Wednesday, 8 October 2014
Expo Center, 1st Floor, Center and Right Foyers (Moon Palace Resort)
K. Z. Fung (Research Center for Energy Technology and Strategy, Dept. of Materials Science and Engineering, National Cheng Kung University, Taiwan), C. T. Ni (Dept. of Materials Science and Engineering, National Cheng Kung University), S. Y. Tsai, and M. H. Chen (Dept. of Materials Science and Engineering, National Cheng Kung University, Taiwan)
The development of Li-air battery has received great attention recently. However, using metallic lithium directly as an anode has been challenging due to the high reactivity of Li. Protective coatings with ionic conduction on metallic Li has be proposed to overcome this problem. Inorganic Li ion conductors may be suitable for being used as the protection layer.

NASCION-type LiTi2(PO4)3 and perovsikte-La0.50Li0.50TiO3 are known to be inorganic solid electrolytes with adequate conductivity in a range of 10-3 S/cm after required modification. However, Li tends to react with La0.56Li0.33TiO3 due to the incorporation of the released electrons with Ti+4 ions. Simultaneously, Li+ ions will migrate into the vacant sites in the cation sublattice. As a result, La0.50Li0.50TiO3 perovsikte becomes a mixed ionic/electronic conductor after reacting with Li. On the other hand, limited reaction was observed on the Li1+xAlxTi2-x(PO4)3 electrolyte when the metallic Li was used as the anode.

In order to improve the stability of Li1+xAlxTi2-x (PO4)3, a concept of composite electrolyte based on NASCION-type LiTi2(PO4)3 and perovsikte-La0.50Li0.50TiO3 is proposed. With proper mixing and distribution of these two electrolytes, a better stability from the composite electrolyte is expected.

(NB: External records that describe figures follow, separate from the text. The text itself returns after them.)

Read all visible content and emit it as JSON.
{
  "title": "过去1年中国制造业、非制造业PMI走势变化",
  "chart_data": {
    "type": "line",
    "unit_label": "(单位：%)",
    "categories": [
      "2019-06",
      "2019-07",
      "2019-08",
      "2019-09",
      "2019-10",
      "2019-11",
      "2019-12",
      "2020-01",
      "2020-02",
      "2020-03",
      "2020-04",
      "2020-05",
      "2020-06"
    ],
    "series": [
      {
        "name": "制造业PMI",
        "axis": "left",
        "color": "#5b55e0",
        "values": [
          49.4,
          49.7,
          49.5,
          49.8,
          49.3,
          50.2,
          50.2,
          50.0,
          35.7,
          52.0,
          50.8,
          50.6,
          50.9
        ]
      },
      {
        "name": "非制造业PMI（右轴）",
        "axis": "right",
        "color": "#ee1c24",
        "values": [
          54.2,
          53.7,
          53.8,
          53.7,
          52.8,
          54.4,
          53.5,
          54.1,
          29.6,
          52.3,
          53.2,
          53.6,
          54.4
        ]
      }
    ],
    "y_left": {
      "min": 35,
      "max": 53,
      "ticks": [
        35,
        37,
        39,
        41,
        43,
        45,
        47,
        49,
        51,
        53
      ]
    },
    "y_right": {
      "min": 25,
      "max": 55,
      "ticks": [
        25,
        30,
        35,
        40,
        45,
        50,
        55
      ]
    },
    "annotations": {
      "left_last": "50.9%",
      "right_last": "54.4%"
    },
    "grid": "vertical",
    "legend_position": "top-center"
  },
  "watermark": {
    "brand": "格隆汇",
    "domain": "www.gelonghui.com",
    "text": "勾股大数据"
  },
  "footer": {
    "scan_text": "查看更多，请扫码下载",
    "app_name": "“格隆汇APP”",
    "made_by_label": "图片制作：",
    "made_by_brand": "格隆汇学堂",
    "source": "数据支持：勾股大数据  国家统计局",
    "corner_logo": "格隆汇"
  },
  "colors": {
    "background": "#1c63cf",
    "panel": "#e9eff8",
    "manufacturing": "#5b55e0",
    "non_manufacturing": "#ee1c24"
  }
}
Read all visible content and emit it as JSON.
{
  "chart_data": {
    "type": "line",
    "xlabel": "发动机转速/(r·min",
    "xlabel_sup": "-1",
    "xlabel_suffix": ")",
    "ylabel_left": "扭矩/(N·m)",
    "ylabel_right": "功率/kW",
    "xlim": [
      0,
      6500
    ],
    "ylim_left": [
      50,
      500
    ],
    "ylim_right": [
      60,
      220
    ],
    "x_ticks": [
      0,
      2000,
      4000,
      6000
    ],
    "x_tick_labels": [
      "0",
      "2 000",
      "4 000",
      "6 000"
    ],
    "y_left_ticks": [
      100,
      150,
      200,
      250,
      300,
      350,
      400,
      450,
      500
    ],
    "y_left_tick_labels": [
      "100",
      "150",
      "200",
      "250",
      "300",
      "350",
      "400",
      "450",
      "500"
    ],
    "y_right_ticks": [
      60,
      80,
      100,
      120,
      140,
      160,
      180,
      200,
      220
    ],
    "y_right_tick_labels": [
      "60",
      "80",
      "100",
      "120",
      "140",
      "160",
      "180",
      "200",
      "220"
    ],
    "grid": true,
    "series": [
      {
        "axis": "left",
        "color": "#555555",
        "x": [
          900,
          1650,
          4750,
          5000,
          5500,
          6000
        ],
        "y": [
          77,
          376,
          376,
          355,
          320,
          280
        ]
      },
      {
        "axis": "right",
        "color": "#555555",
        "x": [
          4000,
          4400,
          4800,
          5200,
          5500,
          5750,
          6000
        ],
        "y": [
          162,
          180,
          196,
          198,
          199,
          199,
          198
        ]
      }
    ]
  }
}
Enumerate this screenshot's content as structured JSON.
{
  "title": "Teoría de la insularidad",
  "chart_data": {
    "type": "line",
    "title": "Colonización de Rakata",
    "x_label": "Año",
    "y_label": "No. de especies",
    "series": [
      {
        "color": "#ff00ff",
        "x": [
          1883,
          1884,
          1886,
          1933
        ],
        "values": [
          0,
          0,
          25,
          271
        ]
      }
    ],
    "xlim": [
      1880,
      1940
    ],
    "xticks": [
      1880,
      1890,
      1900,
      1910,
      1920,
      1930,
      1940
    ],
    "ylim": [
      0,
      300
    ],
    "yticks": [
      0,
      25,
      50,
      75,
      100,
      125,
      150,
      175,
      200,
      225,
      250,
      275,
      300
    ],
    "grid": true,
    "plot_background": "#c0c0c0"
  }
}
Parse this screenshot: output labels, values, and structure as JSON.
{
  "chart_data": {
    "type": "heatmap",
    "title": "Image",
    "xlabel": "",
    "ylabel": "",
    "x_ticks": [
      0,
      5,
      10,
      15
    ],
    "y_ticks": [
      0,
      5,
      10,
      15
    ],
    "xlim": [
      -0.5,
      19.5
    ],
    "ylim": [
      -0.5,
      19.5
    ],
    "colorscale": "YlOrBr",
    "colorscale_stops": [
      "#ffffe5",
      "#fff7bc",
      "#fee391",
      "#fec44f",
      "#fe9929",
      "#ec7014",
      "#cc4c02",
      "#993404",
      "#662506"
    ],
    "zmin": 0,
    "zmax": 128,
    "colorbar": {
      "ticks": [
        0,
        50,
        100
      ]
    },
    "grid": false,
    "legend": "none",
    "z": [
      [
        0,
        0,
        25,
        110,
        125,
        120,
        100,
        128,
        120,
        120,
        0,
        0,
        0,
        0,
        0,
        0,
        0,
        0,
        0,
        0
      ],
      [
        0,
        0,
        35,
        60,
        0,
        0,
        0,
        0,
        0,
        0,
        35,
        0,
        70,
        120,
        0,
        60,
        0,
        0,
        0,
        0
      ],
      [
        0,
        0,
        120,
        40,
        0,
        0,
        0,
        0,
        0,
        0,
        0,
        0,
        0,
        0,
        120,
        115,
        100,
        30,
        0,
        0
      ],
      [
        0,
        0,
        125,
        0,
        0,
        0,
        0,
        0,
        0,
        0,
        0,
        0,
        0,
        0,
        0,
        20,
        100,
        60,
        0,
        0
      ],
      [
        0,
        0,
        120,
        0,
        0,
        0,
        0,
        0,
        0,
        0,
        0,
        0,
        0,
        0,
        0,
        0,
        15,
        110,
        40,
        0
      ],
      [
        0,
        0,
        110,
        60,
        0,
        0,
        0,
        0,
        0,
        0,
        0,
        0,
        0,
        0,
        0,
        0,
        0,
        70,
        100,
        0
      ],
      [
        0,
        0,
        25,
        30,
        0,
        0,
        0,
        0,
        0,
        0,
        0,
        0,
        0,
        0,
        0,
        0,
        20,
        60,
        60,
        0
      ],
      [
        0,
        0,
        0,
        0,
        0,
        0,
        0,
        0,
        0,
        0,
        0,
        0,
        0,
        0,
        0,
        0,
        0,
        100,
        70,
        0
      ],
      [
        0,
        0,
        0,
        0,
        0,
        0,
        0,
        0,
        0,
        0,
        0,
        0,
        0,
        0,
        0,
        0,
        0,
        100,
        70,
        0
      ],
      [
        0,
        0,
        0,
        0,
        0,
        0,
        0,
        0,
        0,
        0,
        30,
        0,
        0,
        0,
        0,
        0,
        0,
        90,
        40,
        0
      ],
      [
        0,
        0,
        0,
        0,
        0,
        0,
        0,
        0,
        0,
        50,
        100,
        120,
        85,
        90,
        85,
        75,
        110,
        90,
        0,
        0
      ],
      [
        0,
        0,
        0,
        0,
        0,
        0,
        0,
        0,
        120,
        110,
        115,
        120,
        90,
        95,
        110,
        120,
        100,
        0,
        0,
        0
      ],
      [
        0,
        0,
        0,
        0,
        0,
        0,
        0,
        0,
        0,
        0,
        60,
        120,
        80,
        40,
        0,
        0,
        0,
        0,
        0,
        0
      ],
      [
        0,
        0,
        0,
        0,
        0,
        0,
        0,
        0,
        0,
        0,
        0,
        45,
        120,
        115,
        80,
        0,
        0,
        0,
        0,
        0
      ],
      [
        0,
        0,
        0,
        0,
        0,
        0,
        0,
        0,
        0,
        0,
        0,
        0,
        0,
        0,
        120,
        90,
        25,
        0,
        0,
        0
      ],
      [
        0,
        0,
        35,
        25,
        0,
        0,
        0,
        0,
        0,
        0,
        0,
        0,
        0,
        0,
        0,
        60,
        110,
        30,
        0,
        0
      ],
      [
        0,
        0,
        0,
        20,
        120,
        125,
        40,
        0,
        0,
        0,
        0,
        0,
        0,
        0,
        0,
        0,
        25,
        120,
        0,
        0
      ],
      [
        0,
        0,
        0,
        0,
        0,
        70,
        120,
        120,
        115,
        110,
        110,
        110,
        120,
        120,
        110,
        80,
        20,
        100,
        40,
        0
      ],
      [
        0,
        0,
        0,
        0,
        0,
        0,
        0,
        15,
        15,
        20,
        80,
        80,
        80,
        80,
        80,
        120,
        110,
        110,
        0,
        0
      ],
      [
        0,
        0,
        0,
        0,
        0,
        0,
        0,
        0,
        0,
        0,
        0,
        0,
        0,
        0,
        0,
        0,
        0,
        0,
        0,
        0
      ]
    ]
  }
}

Thus, the objective of this work is (1) to develop a composite electrolyte based on the mixture of Li1+xAlxTi2-x (PO4)3, and La0.50Li0.50TiO3, (2) to analyze the interface reaction between two components of composite cathode, (3) to investigate the electrical conduction/stability of composite as a function of volume fraction, grain size, and thickness, (4) to evaluate the feasibility of using composite electrolyte for Li-Air battery. The stability of composite electrolyte will be determined based on the measurement of the induced electronic conductivity and the open circuit voltage after a Li-air cell is assembled.